14. Last time I was in Seattle, it seemed like there were gluten-free signs everywhere I went. Now I’m realizing how lame New York City is by comparison. Two questions — why is Seattle so awesome, and should I just move there already?

15. What’s up with how expensive granola is and how some brands that have no wheat listed in the ingredients aren’t promoting themselves as gluten-free? I kind of get it, but I kind of don’t. Some oats are gluten-free and some are not? I used to eat cereal every day for breakfast, so I’ve got to figure out the granola thing because I need something yummy like that to get me going in the morning.

16. Most packaged gluten-free cookies are a little gross. No question.
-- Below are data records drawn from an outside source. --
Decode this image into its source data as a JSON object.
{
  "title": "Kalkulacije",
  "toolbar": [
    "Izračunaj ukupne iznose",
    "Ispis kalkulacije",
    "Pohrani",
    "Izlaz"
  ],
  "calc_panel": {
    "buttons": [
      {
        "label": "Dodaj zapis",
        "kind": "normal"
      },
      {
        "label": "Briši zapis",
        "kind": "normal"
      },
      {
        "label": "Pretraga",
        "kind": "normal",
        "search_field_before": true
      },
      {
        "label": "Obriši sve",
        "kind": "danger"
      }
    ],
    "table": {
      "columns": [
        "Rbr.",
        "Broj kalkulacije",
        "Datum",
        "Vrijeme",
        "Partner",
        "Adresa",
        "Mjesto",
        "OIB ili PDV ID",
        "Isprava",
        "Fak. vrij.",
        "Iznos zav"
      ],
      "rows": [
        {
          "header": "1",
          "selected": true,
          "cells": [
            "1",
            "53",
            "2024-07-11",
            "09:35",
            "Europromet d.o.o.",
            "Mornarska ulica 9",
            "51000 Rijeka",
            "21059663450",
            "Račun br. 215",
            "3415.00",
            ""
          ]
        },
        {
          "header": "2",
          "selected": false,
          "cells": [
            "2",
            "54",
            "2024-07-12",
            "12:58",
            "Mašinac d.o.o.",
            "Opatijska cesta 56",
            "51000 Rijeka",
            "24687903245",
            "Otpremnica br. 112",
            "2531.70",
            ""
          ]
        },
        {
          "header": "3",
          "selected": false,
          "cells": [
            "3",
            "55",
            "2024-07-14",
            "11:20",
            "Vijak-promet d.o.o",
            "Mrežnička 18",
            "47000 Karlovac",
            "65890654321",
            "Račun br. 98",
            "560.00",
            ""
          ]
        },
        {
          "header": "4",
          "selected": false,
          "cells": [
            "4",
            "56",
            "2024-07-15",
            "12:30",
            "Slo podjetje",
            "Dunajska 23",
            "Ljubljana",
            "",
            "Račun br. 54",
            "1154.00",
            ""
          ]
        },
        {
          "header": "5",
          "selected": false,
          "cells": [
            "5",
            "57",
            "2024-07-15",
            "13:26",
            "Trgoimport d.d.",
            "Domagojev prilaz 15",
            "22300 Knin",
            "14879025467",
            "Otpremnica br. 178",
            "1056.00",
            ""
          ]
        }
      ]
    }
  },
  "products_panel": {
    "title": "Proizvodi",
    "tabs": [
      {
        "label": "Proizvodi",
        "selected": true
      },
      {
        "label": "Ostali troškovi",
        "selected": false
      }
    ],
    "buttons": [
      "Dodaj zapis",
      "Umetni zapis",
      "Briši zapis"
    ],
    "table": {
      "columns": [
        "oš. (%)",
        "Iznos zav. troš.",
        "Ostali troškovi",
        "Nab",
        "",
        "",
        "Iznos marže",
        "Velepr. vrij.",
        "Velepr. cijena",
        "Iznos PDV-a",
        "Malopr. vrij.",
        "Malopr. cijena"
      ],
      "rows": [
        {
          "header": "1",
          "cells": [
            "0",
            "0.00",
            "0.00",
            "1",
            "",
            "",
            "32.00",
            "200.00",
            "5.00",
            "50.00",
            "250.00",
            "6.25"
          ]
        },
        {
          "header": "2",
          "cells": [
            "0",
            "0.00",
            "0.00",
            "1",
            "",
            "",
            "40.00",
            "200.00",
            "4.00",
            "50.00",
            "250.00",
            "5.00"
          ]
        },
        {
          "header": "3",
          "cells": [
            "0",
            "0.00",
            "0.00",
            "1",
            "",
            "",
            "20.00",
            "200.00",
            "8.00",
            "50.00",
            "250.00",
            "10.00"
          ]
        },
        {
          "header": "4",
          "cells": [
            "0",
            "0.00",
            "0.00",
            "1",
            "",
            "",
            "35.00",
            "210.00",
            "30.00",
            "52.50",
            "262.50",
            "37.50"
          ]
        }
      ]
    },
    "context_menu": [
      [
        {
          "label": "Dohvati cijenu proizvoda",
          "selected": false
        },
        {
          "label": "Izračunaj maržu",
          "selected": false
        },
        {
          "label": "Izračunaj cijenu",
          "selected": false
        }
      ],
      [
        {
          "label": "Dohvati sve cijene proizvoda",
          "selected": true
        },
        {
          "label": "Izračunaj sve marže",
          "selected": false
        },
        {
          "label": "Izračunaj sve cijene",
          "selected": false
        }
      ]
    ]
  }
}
17. Can a whole bunch of my coolest foodie friends go gluten-free too so we can do some awesome food crawls together? Please!

18. From a gluten-free perspective, how awesome is Vietnamese food? Indian food is looking good too.

19. Is it true that some people who are lactose intolerant who then eliminate gluten from their diets can eventually go back to eating dairy, because I’ve been unable to have more than a taste of ice cream or cheese for the past few years without feeling pretty sick. And forget about milk, milk shakes, hot cocoa, etc. — those kill me. I used to love cheese and ice cream, so I’d be totally cool having them back in my life.

20. How often do you have to explain to people that rice and potatoes don’t have gluten in them?

64 thoughts on “time for a change — going gluten-free

  1. Wonderful to hear how much better you feel now! I’d be down for a GF food crawl, but you’ll have to forgive me if I forget what is and isn’t GF. Your post inspires me to go back to primarily raw food again. When I ate raw I felt amazing, full of energy, and my tastebuds were heightened. I appreciated the sweetness of a carrot, the way I savor a fluffy cream puff.

  2. Congratulations on this big step! That is awesome that you’ve noticed an improvement already. I loved this post and I’d probably be asking a lot of the same questions if I were in your shoes. Cookies, soy-sauce, granola, these things are important!

    All the best for the culinary adventures ahead…

  3. Justin – so glad you’re feeling better. I’ve thought about it myself.. or maybe just trying going gf for a week and seeing how it affects me. Hope you continue to feel better. Also, love that refer to your mixer as a “she”. Mine’s called “Animal” in honor of the Muppet.

  4. I generally feel better if I minimize my starch intake including gluten free things like rice and potatoes. The problem with all those gluten laden things like cookies, cakes and bread is that they are eye candy and although you don’t really have to eat them, you want to eat them. Then you eat one too many and then you get sick. Sometimes it’s just easier if you don’t eat any, because once you’ve had one really good chocolate chip cookie, it’s hard not to eat another…and another…and another!
    I hope you continue to feel good and make the right choices for your body!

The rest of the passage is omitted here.